Un paseo con Don Francisco
Un hombre de cierta edad, vestido con una camisa holgada, de cuello abierto y sin corbatín, entró en el Museo de Bellas Artes de Álava para ver los grabados de Francisco de Goya y Lucientes.
Tenía el paso firme y ese carácter aragonés que parecía acompañarlo. Don Francisco, que así se llamaba, comenzó a recorrer las salas.
Las imágenes lo llevaron a otro tiempo. Era otra España, pero no tan distinta de la nuestra. También luchaba contra sus instintos, sus miedos y sus contradicciones.
Aquel hombre conocía bien ese mundo. Había nacido en el siglo XVIII y había cambiado nuestra manera de mirar el arte y la vida. Goya luchó contra las injusticias, la irracionalidad del ser humano y la mala educación.
Tauromaquia (1816)
El hombre entró en aquella España que intentaba olvidar su pobreza en las plazas de toros.
Pero la Tauromaquia es mucho más que una representación de las masas. El toro y el torero son los protagonistas. Ambos se enfrentan a su destino.
Vemos la emoción de los aficionados, las peleas y el miedo. Algunos quieren estar en la arena. Otros apartan la mirada porque no quieren ver morir.
La muerte está siempre presente. El hombre lucha por sobrevivir y el toro avanza hacia su destino.
La Tauromaquia se convierte así en una metáfora del ser humano.

Disparates (1815–1824)
Los Disparates nos muestran imágenes crueles y extrañas. Goya juega con nuestra mirada y con nuestra razón.
Nos hace preguntas: ¿de dónde venimos? ¿Qué somos? ¿De quién tenemos miedo?
Aquí aparecen nuestros miedos, nuestros sueños y también nuestra maldad.
Todo está invertido. Lo real se mezcla con lo absurdo y lo ridículo. Los personajes parecen vivir dentro de una pesadilla.
Goya nos muestra su lado más humano y nos obliga a interpretar lo que quiere que veamos.

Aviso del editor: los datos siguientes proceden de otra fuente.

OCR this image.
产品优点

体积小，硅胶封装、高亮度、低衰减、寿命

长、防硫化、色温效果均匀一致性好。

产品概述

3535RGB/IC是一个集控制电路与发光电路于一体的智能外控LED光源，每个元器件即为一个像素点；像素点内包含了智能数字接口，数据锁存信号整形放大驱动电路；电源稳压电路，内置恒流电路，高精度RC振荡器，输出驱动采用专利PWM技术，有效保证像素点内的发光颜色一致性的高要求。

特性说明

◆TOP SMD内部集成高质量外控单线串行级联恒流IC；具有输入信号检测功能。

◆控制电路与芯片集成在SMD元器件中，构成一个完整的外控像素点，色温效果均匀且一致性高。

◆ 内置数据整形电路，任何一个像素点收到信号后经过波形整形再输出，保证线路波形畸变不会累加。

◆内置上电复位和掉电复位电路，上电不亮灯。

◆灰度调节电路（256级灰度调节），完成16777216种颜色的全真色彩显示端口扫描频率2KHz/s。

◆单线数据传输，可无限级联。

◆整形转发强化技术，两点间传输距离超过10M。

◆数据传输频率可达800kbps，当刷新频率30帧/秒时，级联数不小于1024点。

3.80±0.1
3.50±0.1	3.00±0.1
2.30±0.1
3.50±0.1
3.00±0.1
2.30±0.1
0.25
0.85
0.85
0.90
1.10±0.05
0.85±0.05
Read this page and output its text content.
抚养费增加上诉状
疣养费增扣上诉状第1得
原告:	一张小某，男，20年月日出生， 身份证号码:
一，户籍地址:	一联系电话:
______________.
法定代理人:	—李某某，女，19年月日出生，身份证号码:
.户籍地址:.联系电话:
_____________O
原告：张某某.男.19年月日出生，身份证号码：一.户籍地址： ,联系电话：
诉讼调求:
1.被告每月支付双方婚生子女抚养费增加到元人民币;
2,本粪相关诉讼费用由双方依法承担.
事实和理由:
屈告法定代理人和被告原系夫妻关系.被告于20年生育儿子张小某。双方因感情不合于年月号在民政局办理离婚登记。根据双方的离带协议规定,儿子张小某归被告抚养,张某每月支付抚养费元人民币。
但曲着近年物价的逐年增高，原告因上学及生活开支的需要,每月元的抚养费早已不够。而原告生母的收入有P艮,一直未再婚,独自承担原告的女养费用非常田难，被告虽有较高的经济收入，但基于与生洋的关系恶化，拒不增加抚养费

Desastres de la guerra (1810–1815)
Aquí no importa quién es el enemigo ni quién gana. Tampoco importan los uniformes ni los países.
Importa la guerra. El hombre que sufre. La madre que llora. La muerte.
Goya se convierte en cronista de la guerra. No importa que el muerto sea francés o español. Es un hombre.
Un hombre ejecutado. Un hombre que se enfrenta a su propia muerte.
Los rostros muestran el miedo y el sufrimiento. Las armas representan una lucha absurda entre personas.
Es la lucha por sobrevivir, por no ser enterrado y por ver una noche más.
Mientras tanto, la guerra continúa.

Caprichos (1797–1799)
En los Caprichos, Goya muestra el egoísmo del ser humano. Cada persona parece pensar solo en sí misma.
Aparecen oradores convertidos en pájaros con grandes picos y un abuelo que, en realidad, es un burro.
Pero hay una imagen que destaca sobre las demás: El sueño de la razón produce monstruos.
Goya aparece dormido mientras unas criaturas extrañas sobrevuelan su cabeza. Es el mundo de los sueños, los miedos y la imaginación.
Goya nos recuerda que nadie está a salvo. Cualquiera puede convertirse en víctima.
Y quizá nuestro mayor enemigo seamos nosotros mismos.

Final
Don Francisco salió del museo orgulloso, pero también con pesadumbre.
El mundo no había cambiado tanto. La gente seguía teniendo dudas, amores y amaneceres.
Aquellos grabados seguían hablando de nosotros: de nuestros miedos, nuestras contradicciones y nuestra parte más oscura.
Goya cambió nuestra manera de mirar. Nos acercó a lo desconocido y nos enseñó aquello que muchas veces preferimos no ver.
Pero Don Francisco quería volver a su tiempo.
Quería pintar aquella actualidad que no pudo ver en vida, pero que quizá ya había intuido desde la eternidad.